The simplest solution is the one that maps effortlessly to the problem

An important part of our redesign process was the discovery that the simplest experience doesn’t always mean the simplest UI. What’s more important is that a UI anticipates and supports a person’s next action, mapping simply to their workflow. For After Effects, that meant including a way to navigate each shape layer.

As soon as a shape layer is selected, the redesigned properties panel displays a prominent “layer contents” section that’s obvious and intuitive enough to overcome people’s instinct to twirl. The highlighted layer name at the top of the stack is redundant (since the layer name is also in the panel header) but it’s there so people can immediately identify this view as an analog of a twirled-open layer.

Underneath the name of the layer is the same structure of shapes as in the timeline, but with no disclosure arrows (to convey that the panel is a place to select, not twirl). Properties are listed in a consistent order, and the space between them no longer changes from menus being twirled open and closed, paving the way for people to use muscle memory to get to their destinations without breaking their creative flow.
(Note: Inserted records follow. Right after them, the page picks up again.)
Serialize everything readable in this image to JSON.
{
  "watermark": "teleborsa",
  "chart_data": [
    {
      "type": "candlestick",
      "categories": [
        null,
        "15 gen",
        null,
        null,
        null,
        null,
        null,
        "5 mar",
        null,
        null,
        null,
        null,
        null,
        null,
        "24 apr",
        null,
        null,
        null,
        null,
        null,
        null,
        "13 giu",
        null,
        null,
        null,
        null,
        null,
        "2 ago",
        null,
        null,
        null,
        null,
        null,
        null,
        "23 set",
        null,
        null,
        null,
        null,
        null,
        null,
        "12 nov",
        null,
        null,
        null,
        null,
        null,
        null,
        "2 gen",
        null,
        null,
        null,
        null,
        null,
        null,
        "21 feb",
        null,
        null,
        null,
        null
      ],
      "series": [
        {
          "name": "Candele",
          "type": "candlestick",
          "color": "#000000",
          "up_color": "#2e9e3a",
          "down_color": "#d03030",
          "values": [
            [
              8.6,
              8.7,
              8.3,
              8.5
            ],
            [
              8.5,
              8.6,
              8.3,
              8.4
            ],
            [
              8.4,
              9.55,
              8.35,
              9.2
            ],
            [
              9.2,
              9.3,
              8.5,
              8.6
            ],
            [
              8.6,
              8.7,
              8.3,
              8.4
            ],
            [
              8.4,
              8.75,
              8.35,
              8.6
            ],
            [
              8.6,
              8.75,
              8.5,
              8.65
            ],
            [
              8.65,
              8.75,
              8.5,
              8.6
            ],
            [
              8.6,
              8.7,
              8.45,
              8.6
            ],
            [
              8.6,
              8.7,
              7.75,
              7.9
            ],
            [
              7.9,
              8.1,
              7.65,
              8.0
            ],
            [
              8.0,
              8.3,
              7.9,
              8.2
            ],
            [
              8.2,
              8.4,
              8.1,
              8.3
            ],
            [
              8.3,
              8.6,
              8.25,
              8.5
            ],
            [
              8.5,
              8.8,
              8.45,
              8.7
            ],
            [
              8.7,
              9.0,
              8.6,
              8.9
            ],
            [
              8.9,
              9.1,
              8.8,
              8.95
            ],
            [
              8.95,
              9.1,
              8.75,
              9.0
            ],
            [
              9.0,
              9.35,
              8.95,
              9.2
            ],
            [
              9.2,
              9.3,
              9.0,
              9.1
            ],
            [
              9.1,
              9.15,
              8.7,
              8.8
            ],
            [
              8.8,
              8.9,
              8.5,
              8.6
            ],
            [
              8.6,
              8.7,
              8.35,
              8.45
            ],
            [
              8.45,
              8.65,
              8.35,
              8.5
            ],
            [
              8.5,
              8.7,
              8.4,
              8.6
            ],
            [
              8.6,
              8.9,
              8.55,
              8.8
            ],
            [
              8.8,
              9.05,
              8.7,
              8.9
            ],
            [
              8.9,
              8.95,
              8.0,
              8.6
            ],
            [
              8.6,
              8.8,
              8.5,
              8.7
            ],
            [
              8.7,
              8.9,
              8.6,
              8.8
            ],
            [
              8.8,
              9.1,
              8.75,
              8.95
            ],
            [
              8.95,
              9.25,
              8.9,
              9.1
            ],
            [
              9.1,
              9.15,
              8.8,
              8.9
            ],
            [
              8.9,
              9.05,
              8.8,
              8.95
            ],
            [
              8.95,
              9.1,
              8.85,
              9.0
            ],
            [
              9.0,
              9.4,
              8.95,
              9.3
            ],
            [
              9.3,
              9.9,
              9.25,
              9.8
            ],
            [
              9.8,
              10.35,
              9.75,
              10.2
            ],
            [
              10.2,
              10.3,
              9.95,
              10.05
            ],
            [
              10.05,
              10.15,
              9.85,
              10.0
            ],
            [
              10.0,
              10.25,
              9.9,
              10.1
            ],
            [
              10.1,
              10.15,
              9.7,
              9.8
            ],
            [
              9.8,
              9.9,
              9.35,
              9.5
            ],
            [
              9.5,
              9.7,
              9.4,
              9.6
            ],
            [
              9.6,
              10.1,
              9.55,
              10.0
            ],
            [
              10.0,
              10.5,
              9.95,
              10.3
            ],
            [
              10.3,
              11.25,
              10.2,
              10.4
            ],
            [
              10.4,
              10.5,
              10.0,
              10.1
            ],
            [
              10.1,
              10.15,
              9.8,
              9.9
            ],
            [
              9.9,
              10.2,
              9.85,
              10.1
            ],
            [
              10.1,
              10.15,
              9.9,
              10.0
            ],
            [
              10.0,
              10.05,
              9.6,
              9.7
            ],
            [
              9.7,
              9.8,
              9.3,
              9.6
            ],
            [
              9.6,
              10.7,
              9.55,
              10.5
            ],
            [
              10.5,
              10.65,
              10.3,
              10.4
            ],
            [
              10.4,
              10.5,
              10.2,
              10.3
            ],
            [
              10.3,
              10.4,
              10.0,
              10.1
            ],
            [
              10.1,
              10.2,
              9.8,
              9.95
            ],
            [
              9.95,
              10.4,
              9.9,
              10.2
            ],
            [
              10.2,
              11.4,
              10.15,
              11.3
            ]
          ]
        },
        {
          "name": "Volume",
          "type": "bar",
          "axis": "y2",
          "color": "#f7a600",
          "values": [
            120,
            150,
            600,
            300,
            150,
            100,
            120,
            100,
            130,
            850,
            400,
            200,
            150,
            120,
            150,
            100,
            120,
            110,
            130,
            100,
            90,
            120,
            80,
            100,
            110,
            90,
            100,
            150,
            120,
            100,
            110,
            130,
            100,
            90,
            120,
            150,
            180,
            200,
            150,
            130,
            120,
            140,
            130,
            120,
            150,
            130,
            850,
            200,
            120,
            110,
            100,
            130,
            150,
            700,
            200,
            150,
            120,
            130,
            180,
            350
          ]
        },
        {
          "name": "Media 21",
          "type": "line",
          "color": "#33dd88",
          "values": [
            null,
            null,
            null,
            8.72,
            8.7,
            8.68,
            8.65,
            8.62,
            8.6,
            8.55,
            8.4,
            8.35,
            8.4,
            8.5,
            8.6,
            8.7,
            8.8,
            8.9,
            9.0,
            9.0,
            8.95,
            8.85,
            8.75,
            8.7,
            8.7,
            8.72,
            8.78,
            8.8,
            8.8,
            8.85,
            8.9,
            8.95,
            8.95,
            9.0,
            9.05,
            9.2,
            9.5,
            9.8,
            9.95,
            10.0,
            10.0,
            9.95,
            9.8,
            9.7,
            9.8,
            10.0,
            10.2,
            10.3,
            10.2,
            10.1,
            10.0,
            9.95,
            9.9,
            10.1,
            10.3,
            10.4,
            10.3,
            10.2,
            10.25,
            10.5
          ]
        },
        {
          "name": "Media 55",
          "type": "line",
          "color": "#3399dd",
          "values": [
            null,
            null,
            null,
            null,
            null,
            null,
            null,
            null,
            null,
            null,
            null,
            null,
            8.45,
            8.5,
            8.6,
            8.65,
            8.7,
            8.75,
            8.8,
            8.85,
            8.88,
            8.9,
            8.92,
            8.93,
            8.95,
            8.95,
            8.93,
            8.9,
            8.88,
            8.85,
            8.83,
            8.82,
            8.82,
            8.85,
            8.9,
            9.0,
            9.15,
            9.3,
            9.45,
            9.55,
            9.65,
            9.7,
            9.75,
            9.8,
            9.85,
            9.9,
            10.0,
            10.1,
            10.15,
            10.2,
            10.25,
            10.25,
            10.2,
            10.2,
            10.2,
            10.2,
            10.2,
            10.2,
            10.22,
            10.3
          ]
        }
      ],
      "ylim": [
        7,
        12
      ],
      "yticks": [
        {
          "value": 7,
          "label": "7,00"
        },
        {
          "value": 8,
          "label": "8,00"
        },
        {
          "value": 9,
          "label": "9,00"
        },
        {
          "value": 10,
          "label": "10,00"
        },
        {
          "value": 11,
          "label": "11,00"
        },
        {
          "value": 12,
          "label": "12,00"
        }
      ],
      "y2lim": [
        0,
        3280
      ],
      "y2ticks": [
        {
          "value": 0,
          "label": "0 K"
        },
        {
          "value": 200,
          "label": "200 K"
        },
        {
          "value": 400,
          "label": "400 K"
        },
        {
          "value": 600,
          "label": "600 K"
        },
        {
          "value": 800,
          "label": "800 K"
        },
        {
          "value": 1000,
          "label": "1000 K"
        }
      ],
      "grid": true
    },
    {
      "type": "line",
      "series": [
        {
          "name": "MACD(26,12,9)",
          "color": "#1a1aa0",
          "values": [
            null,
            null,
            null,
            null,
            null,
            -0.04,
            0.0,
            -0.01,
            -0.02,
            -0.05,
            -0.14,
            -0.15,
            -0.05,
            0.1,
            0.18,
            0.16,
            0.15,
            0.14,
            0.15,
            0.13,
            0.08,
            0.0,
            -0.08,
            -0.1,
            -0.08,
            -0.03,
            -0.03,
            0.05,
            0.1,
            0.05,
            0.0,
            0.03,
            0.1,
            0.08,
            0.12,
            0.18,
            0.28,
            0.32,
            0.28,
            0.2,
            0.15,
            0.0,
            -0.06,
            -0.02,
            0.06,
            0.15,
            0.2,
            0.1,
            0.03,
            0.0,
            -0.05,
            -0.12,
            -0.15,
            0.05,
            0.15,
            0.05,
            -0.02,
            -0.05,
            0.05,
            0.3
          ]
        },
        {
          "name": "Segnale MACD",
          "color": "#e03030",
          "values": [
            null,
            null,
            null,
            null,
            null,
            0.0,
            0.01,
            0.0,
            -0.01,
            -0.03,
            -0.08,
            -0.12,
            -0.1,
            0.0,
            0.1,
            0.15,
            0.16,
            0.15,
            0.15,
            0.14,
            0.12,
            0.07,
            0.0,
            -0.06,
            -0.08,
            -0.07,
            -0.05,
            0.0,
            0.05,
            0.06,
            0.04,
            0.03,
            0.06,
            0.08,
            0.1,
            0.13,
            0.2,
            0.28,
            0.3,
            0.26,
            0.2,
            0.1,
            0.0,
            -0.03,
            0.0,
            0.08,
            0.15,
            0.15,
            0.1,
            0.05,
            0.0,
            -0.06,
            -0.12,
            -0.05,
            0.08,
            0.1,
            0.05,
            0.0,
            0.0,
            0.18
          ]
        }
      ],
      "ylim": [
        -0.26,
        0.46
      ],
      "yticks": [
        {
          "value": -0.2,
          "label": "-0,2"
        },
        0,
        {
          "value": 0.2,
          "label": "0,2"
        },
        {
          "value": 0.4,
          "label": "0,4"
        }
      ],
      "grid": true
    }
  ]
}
A screenshot of the After Effects timeline layer navigation alongside a new made-up "bus route." Under the heading "Your triip to the Roundness Property" are the following stops (from top to bottom): Start properties Panel, Click Rectangle 5, Arrive Roundness... 1 Click.
The new properties panel (left) visualized as a transit hub that can take people anywhere with one transfer (right).

The new design may look complex compared to properties panels in other applications but even though our original design looked a lot simpler, people were struggling with it. Devoting so much space to a control for object selection—something that happens in most apps before a properties panel even enters the workflow—makes it unconventional, but it allows people to reach the basic properties of any shape group with a single click.

After Effects is a powerful and nuanced professional application, but now anyone can access and easily animate layer properties. Although the design process wasn't as straightforward as we’d expected, the new properties panel succeeds at offering a simpler way for people to work. Since its release, it's being used by about 75% of users who edit layer properties. And feedback shows that it’s working just as we hoped: speeding up professional workflows, helping beginners more easily understand After Effects, and making the UI more familiar to designers coming from other applications.